Não era apenas um time de grandes talentos reunidos no mesmo elenco. Havia uma identidade. Neymar desequilibrava, Ganso pensava o jogo, Robinho acrescentava experiência e qualidade, André aparecia para marcar gols e outros jogadores surgiam nos momentos decisivos. Wesley, Marquinhos, Edu Dracena, Alex Sandro e tantos outros também deixaram sua marca naquela campanha.

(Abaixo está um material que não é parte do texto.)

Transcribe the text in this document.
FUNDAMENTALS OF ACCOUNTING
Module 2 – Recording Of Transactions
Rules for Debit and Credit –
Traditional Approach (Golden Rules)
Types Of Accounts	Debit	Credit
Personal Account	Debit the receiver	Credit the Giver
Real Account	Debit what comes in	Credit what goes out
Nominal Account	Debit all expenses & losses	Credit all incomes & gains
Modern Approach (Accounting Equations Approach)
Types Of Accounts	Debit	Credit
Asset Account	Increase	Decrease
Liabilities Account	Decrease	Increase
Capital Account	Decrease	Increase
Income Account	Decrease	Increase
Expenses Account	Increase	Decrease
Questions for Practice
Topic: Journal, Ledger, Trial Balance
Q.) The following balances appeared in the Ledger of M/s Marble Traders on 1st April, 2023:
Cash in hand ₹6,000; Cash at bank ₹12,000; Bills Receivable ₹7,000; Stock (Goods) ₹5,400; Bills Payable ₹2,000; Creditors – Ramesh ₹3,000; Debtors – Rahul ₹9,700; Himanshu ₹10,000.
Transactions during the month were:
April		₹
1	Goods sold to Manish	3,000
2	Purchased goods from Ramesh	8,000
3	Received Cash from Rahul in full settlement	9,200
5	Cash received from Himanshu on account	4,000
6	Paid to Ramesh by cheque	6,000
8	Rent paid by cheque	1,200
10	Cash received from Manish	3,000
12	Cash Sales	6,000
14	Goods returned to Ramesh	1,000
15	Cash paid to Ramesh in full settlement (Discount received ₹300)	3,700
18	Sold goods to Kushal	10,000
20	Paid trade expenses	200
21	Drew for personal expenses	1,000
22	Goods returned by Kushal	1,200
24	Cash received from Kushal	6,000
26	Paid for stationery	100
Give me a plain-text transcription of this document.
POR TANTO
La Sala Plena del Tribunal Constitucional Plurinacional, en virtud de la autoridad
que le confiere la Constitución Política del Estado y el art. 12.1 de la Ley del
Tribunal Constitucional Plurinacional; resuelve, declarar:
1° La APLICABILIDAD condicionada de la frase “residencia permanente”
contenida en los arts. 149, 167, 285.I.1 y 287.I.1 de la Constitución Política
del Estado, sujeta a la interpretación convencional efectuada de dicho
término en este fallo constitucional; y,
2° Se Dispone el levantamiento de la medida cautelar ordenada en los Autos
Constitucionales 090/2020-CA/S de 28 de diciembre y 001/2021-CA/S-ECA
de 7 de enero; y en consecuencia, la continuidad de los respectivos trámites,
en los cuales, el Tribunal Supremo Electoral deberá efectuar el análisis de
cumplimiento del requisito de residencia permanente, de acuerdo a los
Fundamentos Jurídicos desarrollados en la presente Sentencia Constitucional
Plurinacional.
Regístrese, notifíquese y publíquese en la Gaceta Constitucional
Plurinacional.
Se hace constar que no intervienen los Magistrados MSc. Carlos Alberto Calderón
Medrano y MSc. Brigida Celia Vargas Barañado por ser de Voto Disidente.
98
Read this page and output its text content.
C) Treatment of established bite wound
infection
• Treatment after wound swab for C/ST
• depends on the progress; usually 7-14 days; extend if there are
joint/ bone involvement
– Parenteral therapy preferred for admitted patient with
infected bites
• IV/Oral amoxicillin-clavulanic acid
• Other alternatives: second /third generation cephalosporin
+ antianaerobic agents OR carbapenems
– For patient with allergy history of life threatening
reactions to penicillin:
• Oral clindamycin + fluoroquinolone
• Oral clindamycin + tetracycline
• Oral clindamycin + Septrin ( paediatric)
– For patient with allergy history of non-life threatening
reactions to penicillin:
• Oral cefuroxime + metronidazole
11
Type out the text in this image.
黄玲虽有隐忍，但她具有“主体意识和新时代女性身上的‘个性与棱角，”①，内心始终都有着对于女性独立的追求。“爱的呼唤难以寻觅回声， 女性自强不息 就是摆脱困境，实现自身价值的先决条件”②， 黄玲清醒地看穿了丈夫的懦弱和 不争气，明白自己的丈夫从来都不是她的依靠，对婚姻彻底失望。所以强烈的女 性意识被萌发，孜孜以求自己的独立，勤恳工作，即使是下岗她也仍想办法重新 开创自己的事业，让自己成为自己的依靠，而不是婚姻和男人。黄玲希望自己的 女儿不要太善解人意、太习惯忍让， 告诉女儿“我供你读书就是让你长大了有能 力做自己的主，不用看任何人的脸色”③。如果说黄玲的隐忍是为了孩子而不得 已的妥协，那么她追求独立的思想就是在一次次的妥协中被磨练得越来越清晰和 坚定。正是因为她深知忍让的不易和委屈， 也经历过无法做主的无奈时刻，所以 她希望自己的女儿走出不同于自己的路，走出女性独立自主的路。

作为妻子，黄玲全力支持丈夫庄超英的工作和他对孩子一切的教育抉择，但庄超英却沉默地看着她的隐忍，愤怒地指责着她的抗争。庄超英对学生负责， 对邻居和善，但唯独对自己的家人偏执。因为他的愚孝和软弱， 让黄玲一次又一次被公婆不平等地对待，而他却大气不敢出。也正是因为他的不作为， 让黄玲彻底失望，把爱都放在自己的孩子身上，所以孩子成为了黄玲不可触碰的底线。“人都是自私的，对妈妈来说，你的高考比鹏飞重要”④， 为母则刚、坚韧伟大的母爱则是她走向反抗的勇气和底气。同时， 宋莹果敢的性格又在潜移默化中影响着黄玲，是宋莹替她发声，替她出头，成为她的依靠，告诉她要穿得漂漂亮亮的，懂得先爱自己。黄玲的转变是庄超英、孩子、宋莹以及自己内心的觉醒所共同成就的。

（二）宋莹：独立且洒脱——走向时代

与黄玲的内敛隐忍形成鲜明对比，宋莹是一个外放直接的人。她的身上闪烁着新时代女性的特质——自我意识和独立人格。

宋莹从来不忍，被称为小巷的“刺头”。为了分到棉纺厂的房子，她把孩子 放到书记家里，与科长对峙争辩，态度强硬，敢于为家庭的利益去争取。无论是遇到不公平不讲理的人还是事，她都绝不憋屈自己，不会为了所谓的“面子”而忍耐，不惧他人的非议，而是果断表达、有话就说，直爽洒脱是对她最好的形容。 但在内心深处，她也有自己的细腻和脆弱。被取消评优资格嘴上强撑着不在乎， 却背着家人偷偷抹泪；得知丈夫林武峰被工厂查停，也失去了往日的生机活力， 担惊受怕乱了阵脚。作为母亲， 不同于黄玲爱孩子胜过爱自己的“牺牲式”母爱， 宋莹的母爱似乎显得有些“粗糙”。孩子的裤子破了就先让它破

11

Foi justamente essa combinação que fez daquele Santos um dos grandes times brasileiros de 2010. Um time capaz de golear por 10 a 0, marcar cinco vezes com um garoto de 18 anos, sobreviver a uma virada no Olímpico, reagir diante do Atlético Mineiro e decidir uma semifinal com gols de seus principais talentos.

Naquela Copa do Brasil, o Santos não precisou escolher entre jogar bonito e ser competitivo. Fez as duas coisas. Encantou, sofreu, reagiu e, principalmente, venceu. Na noite de 4 de agosto de 2010, em Salvador, o futebol que havia feito o Brasil sonhar ganhou uma taça.

A primeira Copa do Brasil do Santos

O troféu está no Memorial das Conquistas da Vila Belmiro, ao lado de tantos outros capítulos da história santista, esperando para contar mais uma vez a história daquela geração que, por alguns meses, fez parecer que o futebol podia ser novamente uma festa.